In late 2018, Plan B Games released a second title in the Azul line, Azul: Stained Glass of Sintra, which utilised the same tile-drafting mechanism, and required players to match vertical patterns on two sided stained-glass window panes on the player boards. A movement pawn was added which placed additional restrictions on which pane a player could fill on any given turn, adding to the game's complexity.

A third game in the series, Azul: Summer Pavilion, was released in late 2019. It again utilised the same tile-drafting mechanism but introduced a wild colour which changed from round to round, and saw players collecting diamond-shaped tiles to create star patterns. Leah Williams from Kotaku complimented the components, strategy, accessibility, and engagement, but critiqued the scalability for party settings.
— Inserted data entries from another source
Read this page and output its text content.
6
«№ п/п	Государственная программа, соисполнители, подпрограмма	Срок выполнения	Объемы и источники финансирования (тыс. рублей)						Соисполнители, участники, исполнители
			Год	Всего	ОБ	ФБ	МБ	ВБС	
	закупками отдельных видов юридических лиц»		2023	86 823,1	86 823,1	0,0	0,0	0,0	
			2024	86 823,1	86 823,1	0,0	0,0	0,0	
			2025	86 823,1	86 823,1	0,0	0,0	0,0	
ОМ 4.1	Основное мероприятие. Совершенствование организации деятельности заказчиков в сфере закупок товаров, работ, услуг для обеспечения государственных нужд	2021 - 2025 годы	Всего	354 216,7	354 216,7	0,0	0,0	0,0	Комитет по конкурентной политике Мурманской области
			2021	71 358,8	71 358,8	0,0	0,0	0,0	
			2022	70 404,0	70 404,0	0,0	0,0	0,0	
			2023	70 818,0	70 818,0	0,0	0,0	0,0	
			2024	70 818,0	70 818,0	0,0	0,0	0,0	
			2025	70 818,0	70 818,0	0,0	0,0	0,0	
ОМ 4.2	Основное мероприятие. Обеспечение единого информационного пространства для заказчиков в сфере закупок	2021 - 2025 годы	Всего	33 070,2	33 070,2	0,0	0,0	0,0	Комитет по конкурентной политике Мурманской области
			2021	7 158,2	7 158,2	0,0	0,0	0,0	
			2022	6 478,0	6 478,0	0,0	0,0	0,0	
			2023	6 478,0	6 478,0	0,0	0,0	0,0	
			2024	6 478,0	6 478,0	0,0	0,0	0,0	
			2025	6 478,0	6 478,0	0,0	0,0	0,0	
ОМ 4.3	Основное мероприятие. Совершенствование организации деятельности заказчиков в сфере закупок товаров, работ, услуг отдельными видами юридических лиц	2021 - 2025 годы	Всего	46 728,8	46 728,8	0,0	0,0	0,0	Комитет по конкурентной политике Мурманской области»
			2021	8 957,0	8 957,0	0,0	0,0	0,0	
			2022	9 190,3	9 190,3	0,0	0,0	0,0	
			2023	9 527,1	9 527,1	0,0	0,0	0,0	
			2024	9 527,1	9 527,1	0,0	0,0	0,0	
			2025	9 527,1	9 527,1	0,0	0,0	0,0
A fourth game, Azul: Queen's Garden, was released in 2022. Diverging the most from its predecessors, it featured a heavily modified variant of the original tile-drafting mechanism, and significantly increased the complexity of the pattern matching – with hexagonal tiles now having combinations of colours and symbols which could be separately matched for points. A review from Lautapeliopas praised the sequel's replayability, charm, and components, despite criticising the theme and interaction.
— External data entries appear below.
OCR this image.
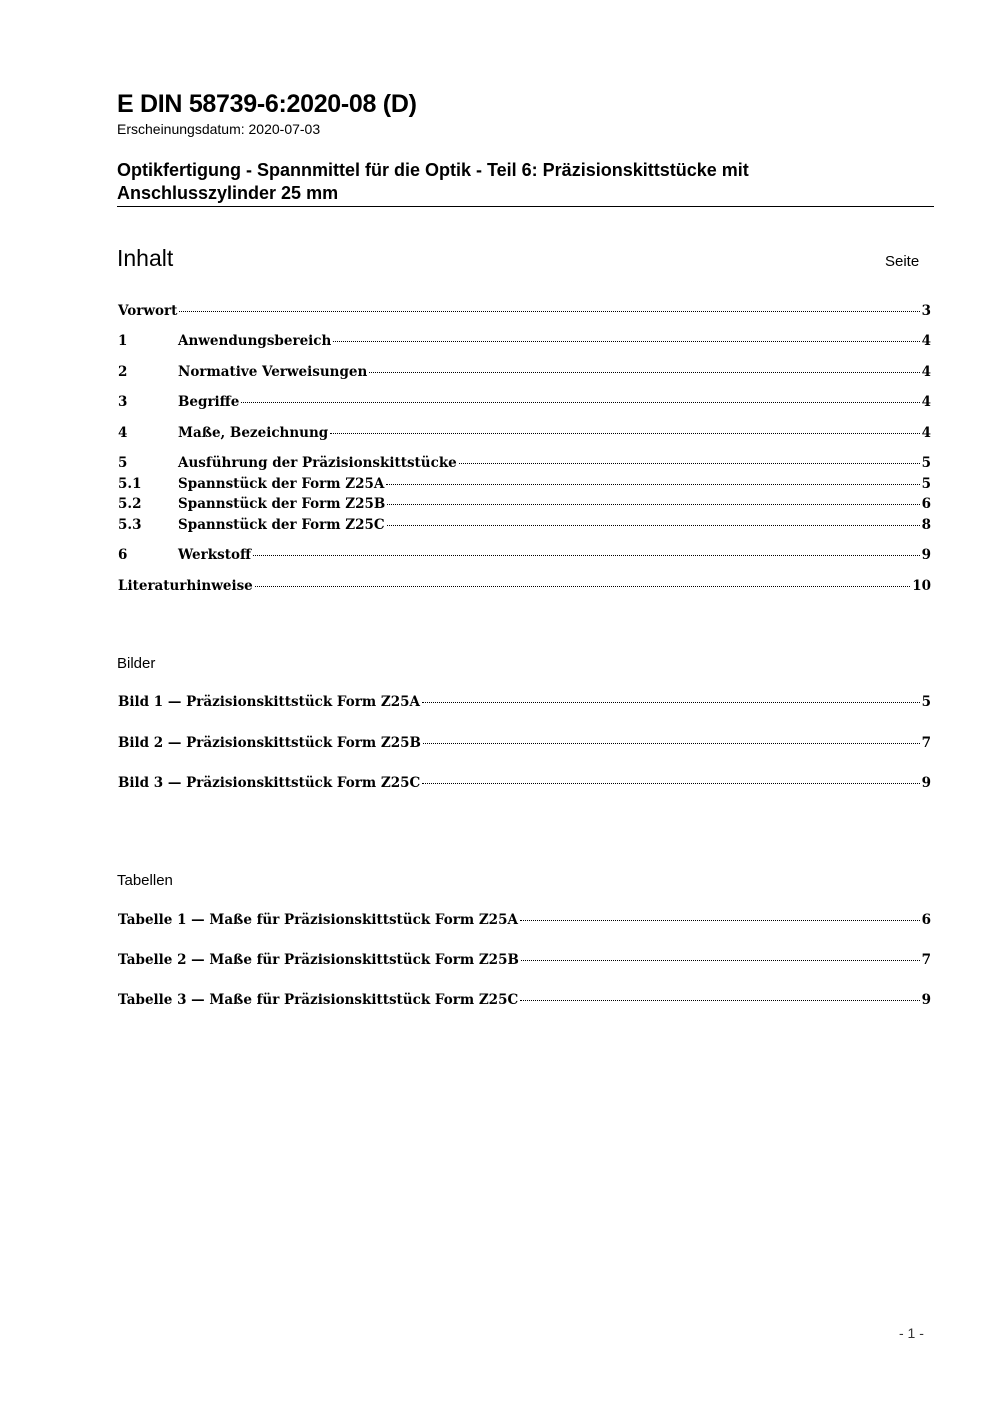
E DIN 58739-6:2020-08 (D)
Erscheinungsdatum: 2020-07-03
Optikfertigung - Spannmittel für die Optik - Teil 6: Präzisionskittstücke mit Anschlusszylinder 25 mm
Inhalt	Seite
Vorwort	3
1	Anwendungsbereich	4
2	Normative Verweisungen	4
3	Begriffe	4
4	Maße, Bezeichnung	4
5	Ausführung der Präzisionskittstücke	5
5.1	Spannstück der Form Z25A	5
5.2	Spannstück der Form Z25B	6
5.3	Spannstück der Form Z25C	8
6	Werkstoff	9
Literaturhinweise	10
Bilder
Bild 1 — Präzisionskittstück Form Z25A	5
Bild 2 — Präzisionskittstück Form Z25B	7
Bild 3 — Präzisionskittstück Form Z25C	9
Tabellen
Tabelle 1 — Maße für Präzisionskittstück Form Z25A	6
Tabelle 2 — Maße für Präzisionskittstück Form Z25B	7
Tabelle 3 — Maße für Präzisionskittstück Form Z25C	9
- 1 -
A fifth title, Azul Duel, was released in 2025. Designed specifically for two players, it featured the similar pattern building to the original game, but with additional tactical options during the tile draft.
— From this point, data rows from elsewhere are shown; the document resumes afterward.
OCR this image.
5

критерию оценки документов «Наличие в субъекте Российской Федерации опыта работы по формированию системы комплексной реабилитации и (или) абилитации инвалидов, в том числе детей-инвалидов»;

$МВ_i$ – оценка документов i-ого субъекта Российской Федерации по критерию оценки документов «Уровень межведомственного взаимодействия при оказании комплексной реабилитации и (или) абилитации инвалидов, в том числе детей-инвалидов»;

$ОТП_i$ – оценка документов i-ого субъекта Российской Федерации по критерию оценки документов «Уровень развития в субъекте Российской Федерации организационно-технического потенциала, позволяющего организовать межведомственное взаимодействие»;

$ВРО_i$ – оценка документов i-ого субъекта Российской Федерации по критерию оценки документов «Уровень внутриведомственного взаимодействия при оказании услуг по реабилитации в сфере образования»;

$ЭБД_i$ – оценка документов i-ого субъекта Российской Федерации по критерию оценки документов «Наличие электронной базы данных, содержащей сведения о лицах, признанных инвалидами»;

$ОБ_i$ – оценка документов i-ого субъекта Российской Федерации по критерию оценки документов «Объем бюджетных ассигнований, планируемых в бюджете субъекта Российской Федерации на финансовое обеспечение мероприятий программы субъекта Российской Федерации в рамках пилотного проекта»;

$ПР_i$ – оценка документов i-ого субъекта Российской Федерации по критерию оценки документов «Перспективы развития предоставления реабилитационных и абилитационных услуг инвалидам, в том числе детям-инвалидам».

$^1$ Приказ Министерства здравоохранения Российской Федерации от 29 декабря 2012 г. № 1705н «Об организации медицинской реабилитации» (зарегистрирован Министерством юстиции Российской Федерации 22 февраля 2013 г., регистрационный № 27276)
There have been two expansions in the series: Azul: Crystal Mosaic, an expansion to the original game; and Azul: Glazed Pavilion, an expansion to Summer Pavilion. A limited edition confectionary-themed reskin of the original game called Azul: Master Chocolatier was released in 2022, which includes special powers activated when taking pieces from the factory tiles. There is also the stand-alone game 5211: Azul, which rethemed the abstract card game 5211 into the style of the original Azul.